Nesta temporada, está até abaixo de medíocre, está péssimo mesmo, mais perto do rebaixamento do que da zona de classificação à Champions League.
- Prejuízos consecutivos: cinco anos no vermelho, mesmo com receita de 627 milhões de libras (2023)
- Dívida total: 734 milhões de libras, sendo 500 milhões herdados da compra dos Glazer em 2005.
- Gastos com demissões: 8,6 milhões em indenizações para 250 funcionários demitidos em 2024.
O gasto com transferências tem sido constantemente alto no clube. Ao longo dos últimos 10 anos, o Manchester United foi o clube que mais gastou com transferências, com valor acima de 1 bilhão de libras. Só na janela de transferências do meio do ano, no início da temporada 2024/25, foram 205 milhões gastos na contratação de jogadores.
De acordo com as contas apresentadas pelo clube no último mês de setembro, o Manchester United tem um total de 319 milhões de libras em parcelas de pagamentos para serem feitos por jogadores contratados nos últimos anos. Ao menos 154 milhões de libras vencem dentro de um ano.
As dívidas do clube também são altas. O total atual é de 734 milhões de libras, com mais de dois terços desse total relativos à polêmica compra do clube em 2005 pela família Glazer. Na época, os Glazer fizeram a chamada compra alavancada, ou seja, usaram empréstimos para comprar o clube e depois colocaram esses empréstimos na conta do clube. Hoje esse tipo de operação é proibida – em parte por causa do escândalo que foi essa compra do United.
O pior é que essa parte da dívida do United foi feita em dólares – os Glazers são americanos -, então ainda há uma flutuação do valor por causa do câmbio. Na temporada passada, o clube pagou 37,2 milhões apenas de juros por esses empréstimos, valor muito similar ao que o clube projeta economizar com as demissões.
Para realmente economizar, o Manchester United precisaria vender muitos dos seus atuais jogadores e ter uma política mais racional na contratação, com menos gastos, apostando mais na base e reduzindo sua folha salarial. Mas fazer isso e manter bons resultados em campo é uma tarefa muito mais difícil do que gastar no crédito, sem saber como pagar, e ver o que acontece.

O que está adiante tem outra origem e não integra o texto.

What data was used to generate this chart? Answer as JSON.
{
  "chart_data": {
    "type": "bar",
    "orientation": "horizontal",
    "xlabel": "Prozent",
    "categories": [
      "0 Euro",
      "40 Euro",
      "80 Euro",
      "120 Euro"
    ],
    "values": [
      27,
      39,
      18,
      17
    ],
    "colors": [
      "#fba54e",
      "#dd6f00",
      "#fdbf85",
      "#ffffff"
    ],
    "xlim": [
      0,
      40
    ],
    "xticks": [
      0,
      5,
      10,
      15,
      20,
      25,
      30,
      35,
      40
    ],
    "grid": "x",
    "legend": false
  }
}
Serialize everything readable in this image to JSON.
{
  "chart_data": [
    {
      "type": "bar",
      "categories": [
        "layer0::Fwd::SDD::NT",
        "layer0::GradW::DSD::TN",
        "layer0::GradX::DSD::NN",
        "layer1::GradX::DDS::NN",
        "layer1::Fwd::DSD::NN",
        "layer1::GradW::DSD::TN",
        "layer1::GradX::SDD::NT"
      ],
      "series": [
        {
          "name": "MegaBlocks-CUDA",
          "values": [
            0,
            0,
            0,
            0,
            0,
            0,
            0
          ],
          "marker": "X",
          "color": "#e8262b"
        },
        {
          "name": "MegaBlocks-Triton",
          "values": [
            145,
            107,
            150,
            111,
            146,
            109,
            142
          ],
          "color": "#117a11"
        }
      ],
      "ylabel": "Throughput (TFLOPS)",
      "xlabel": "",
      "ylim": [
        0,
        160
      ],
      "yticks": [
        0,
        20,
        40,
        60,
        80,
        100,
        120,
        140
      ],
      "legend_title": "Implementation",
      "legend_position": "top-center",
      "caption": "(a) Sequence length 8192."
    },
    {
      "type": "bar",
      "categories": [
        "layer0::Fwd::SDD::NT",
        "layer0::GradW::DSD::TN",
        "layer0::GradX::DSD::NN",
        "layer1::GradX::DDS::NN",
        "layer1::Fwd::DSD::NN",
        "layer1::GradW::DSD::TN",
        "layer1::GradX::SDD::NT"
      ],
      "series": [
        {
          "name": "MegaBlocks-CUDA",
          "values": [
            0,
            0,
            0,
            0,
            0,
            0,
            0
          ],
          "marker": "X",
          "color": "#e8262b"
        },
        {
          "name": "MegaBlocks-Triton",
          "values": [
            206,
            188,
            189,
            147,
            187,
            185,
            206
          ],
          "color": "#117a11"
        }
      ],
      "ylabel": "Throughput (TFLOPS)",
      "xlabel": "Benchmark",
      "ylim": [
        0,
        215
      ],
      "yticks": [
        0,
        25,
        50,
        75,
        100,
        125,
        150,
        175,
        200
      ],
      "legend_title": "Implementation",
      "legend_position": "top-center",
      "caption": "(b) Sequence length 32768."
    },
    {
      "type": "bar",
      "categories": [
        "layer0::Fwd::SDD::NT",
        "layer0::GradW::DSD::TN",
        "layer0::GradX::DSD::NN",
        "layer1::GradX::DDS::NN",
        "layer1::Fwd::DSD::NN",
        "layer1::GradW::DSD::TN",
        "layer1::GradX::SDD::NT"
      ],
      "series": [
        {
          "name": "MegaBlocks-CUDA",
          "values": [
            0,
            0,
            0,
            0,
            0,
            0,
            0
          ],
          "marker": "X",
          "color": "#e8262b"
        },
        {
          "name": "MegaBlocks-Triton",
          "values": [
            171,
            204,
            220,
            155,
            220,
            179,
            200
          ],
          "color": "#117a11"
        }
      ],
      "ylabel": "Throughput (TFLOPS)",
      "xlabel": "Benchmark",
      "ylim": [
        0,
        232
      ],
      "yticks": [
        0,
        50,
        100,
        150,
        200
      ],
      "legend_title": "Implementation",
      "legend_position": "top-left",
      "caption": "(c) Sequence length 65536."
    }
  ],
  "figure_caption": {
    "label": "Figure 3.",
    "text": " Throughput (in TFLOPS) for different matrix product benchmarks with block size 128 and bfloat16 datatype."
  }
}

Até agora, não aconteceu nada. E Rúben Amorim corre o risco de ser mais um a sentir o facão chegar ao final da temporada, sem resultados, enquanto os cortes de custos continuam sendo onde o clube vai sentir mais e onde a efetividade parece menor: nos funcionários comuns, demitidos ou com condições de trabalho pioradas, e no seu torcedor, com os preços de ingressos.
Como frequentemente acontece no mundo corporativo, o que vemos é um corte de gastos que é muito mais midiático do que efetivo e não ataca os principais problemas, porque eles costumam ser muito mais difíceis de resolver.
No mundo corporativo, cortes como os de Ratcliffe agradam acionistas. No futebol, desagradam torcedores – e o United já não tem o que oferecer a nenhum dos dois.
O resultado? Um clube que já foi sinônimo de tradição hoje é exemplo de gestão caótica. E a menos que Ratcliffe entenda que futebol não é petróleo, o United seguirá sendo um gigante financeiro e um anão esportivo.